Gerrymandering doesn’t only skew the representation in Congress. Gerrymandering is responsible for making moderate, swing districts exceedingly rare. Instead, gerrymandering creates safe, dark red or blue districts. For example, Texas’ 1st District is led by Rep. Louie Gohmert (R-TX). In what had been a Democratic seat since Reconstruction, Gohmert won the seat in 2004 after Tom DeLay led a redistricting effort in Texas. Now, Gohmert has held the seat for 8 years winning his last three elections by an average of 65 percentage points. In other words, he is untouchable. When districts like Texas’ 1st get drawn, they create career politicians that do not have to fear the wrath of a moderate populace. The representatives in these districts have license to say and do anything they wish, without being concerned about reelection. For instance, Louie Gohmert has:

  • Railed against a hate crimes bill that included sexual orientation as a protected group by saying that it would lead to pedophiles, necrophiliacs, and bestiality being protected by the law too.
  • Created the idea of “terror babies” that were a conspiratorial plot between al-Qaeda and illegal immigrants.
  • Said that John McCain supports al-Qaeda.
  • Claimed that liberal elites were going to use vaccinations to cull the population of the world down to 700 million.

Gohmert was also one of the Tea Party Republicans in the House whose actions directly led to the shutdown of the government.
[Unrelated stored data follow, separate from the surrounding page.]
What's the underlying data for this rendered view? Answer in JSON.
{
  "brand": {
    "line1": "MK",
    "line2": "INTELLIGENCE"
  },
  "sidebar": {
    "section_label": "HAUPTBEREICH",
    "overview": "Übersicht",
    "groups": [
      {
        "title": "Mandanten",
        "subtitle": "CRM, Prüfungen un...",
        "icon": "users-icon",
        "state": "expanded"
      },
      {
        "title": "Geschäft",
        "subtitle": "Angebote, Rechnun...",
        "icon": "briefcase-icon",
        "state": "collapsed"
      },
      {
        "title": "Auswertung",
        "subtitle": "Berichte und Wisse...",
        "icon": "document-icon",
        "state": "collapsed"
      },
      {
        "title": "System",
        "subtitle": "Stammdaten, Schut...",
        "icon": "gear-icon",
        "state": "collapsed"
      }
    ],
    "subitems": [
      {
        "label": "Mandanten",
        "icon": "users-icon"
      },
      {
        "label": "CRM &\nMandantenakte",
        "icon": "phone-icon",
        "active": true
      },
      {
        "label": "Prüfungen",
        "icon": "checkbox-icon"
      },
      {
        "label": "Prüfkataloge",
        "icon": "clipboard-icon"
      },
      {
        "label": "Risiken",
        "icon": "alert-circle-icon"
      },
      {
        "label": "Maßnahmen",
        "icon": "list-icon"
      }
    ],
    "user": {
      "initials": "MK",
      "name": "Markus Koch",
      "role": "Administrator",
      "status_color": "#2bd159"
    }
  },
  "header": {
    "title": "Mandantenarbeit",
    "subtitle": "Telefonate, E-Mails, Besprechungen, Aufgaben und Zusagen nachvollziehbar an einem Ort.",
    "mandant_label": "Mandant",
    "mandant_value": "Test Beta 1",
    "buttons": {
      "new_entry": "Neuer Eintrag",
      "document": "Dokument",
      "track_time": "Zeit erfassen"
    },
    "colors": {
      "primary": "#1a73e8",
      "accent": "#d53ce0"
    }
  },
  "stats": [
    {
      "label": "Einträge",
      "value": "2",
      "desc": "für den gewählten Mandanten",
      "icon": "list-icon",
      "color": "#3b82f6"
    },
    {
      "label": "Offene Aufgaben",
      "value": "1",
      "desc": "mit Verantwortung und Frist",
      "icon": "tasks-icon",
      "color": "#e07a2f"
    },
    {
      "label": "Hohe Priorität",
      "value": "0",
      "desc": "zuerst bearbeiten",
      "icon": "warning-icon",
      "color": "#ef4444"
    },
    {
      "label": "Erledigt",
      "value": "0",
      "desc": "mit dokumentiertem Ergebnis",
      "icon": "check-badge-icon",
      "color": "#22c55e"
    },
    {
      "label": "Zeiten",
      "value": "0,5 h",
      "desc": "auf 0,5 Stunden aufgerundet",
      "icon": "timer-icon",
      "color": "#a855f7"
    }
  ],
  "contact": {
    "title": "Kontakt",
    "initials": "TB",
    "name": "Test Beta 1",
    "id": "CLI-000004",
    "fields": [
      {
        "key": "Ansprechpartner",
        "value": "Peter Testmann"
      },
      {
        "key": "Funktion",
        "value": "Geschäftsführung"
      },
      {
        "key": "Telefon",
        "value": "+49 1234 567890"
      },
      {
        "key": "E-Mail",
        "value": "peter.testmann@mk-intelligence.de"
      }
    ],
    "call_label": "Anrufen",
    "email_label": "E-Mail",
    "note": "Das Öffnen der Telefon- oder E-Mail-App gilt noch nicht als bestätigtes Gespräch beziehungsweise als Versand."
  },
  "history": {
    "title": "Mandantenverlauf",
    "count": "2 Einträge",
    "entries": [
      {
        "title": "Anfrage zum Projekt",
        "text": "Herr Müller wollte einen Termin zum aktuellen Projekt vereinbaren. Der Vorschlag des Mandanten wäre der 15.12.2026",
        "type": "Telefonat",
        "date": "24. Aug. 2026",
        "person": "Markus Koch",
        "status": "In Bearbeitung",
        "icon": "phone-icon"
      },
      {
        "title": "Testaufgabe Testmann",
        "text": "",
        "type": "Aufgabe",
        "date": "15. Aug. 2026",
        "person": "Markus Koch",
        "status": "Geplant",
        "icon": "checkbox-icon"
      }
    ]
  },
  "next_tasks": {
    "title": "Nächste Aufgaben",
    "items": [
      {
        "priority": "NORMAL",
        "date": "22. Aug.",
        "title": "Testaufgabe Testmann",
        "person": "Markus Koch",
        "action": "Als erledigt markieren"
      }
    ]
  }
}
Gerrymandering allows people like this to be leaders of our country, and in all likelihood, Gohmert will continue to be the Representative for the 1st District for the foreseeable future. If gerrymandered districts received greater legal scrutiny or if the United States subscribed to a proportional voting system, a great majority of Congress’ issues would become moot. I believe that the United States is not as ideologically divided as Congress is. Unfortunately, political tactics like gerrymandering obscure that fact from much of my fellow citizens and the international community. Partisan politics is a destructive fire that is consuming our country from within, and gerrymandering is the gasoline that fuels it.